Using Moorcock’s original narrative the story is adapted exceptionally well by Roy Thomas, who manages to capture the written atmosphere of the original and translates it well to the comic. It sticks close to the original story and, even though there were a few moments when I felt that the writing was a little too much and would have preferred much more showing and a lot less telling, it is a great read.
The artwork is of its time and many times I wasn’t overly sure of the design choices. I know that creative work such as this can be subjective and everyone has an idea how things look in their own minds, but I never really felt it grasped the true decadent grandeur of the Dreaming City of Imryrr and the costumes, while fascinating, felt somewhat weird for weird’s sake. If it does capture something its the somewhat twisted strangeness of Moorcock’s work, and that definitely shines through. The thing that may let it down a little is the colouring, which is so stark it’s somewhat uninspiring – there’s a colour dot extravaganza on page 29 – but that’s more because it’s a product of it’s time rather than anything else.

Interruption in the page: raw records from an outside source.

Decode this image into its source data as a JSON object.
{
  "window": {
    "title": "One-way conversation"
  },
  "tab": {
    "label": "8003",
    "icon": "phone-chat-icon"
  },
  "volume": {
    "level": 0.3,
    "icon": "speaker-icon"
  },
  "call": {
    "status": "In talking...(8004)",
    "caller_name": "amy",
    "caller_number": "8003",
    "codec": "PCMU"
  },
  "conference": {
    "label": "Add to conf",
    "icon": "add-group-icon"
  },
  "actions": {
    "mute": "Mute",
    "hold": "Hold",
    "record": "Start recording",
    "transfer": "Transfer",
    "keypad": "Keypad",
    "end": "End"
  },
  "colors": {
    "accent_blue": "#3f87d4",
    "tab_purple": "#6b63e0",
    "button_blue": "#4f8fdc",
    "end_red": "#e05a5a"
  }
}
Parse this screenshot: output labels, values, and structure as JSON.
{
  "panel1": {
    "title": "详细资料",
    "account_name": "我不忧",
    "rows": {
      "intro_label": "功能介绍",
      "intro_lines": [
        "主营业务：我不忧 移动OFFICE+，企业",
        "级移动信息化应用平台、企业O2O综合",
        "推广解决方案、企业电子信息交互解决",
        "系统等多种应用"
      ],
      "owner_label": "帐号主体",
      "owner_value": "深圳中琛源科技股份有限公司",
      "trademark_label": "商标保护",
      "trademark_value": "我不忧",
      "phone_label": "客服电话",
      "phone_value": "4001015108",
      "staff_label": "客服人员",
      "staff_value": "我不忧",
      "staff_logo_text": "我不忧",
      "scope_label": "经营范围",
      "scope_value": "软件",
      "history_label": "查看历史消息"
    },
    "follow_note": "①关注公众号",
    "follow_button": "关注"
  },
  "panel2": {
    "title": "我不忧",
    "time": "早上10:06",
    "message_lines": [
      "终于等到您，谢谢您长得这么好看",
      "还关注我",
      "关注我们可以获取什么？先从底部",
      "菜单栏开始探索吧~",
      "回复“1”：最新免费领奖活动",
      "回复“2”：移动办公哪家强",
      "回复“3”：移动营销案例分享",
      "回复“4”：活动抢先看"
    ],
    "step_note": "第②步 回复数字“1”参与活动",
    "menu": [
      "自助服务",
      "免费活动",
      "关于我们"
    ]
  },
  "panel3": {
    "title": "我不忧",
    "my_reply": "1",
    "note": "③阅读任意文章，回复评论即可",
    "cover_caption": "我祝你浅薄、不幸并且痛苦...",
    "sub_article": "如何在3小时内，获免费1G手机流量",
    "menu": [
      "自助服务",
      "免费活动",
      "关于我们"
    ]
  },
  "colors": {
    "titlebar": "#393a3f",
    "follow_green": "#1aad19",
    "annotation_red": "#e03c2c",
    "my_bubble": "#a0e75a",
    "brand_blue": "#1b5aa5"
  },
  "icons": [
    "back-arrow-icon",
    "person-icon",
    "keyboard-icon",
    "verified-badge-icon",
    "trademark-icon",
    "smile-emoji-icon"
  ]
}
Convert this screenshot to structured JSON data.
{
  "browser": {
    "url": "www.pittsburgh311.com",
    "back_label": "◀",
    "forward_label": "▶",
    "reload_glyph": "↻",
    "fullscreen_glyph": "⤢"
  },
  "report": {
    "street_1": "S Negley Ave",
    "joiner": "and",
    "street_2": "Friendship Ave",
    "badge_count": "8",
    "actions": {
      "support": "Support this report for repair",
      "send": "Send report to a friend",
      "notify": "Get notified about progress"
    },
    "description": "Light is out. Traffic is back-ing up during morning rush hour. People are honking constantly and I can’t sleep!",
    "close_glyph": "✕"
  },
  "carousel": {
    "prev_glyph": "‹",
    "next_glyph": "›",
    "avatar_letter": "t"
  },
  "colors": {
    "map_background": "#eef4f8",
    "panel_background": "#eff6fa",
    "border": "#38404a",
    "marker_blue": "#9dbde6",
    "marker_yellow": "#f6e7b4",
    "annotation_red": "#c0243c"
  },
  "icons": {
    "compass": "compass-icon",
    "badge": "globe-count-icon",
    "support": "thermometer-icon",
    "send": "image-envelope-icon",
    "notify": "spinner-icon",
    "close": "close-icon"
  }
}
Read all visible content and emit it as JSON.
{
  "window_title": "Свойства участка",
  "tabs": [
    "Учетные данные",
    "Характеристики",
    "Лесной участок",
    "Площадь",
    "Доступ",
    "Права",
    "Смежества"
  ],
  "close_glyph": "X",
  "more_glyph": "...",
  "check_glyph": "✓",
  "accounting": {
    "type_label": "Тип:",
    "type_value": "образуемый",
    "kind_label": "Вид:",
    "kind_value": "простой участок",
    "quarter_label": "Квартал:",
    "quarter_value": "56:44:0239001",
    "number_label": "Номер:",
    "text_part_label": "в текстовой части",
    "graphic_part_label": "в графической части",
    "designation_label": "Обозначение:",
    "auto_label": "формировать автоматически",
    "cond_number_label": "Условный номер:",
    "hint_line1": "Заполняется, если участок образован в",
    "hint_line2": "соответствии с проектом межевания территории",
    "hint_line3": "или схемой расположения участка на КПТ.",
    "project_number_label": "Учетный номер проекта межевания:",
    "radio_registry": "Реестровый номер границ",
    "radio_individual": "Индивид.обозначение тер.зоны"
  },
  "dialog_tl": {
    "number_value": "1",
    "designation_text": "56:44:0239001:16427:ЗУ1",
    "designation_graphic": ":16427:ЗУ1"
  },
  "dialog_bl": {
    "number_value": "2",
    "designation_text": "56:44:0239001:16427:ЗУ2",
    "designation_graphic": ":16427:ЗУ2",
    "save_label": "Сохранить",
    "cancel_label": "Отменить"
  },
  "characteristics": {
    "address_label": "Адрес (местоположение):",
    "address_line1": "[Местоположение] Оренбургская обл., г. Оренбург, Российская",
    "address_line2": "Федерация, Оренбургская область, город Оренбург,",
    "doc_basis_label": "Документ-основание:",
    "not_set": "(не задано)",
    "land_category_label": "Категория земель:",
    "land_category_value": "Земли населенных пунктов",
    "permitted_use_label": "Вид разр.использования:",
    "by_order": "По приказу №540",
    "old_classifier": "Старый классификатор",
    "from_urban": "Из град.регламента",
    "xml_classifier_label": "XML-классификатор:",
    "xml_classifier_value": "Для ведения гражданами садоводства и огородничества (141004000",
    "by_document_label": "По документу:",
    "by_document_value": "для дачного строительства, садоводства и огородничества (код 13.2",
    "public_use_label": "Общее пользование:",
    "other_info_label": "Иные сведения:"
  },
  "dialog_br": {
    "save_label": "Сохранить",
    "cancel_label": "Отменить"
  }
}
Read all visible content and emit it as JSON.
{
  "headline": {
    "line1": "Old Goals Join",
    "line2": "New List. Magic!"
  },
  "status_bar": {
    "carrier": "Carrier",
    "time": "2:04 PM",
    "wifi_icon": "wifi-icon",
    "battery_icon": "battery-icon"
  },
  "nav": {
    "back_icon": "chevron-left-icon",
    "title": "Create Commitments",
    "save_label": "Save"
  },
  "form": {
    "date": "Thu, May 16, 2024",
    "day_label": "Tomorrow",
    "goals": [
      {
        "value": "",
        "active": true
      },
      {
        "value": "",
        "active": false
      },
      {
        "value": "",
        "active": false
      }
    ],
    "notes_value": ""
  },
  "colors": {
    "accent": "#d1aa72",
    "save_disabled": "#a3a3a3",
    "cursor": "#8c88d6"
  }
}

The characters are well defined and Elric especially feels great. The thin, delicate look of the character is drawn really well and there are times when he looks so brittle he could just snap at any moment, especially in the opening pages. Every character is done well except, perhaps, for the tale’s villain Yyrkoon, who’s dress sense and facial expressions make him positively pantomime and difficult to take seriously. Rackhir the Red Archer, also, is somewhat peculiar and when I first saw him all I could think was that he looked like a cyberpunk Robin Hood.
But don’t let that put you off – Elric Volume 1: Elric of Melniboné is a well put together graphic novel that captures the essence of Moorcock’s book and translates it to page with aplomb. It has that right level of weirdness and channels the doom-filled saga of Elric, the key things that I feel makes the books so attractive, very well. I may be a little put off by some of the visual choices, and the narrative may feel a little overbearing for what is supposed to be a visual medium, but it’s stood the test of time and would make a great addition to a fantasy collection, be they Moorcock fans or not.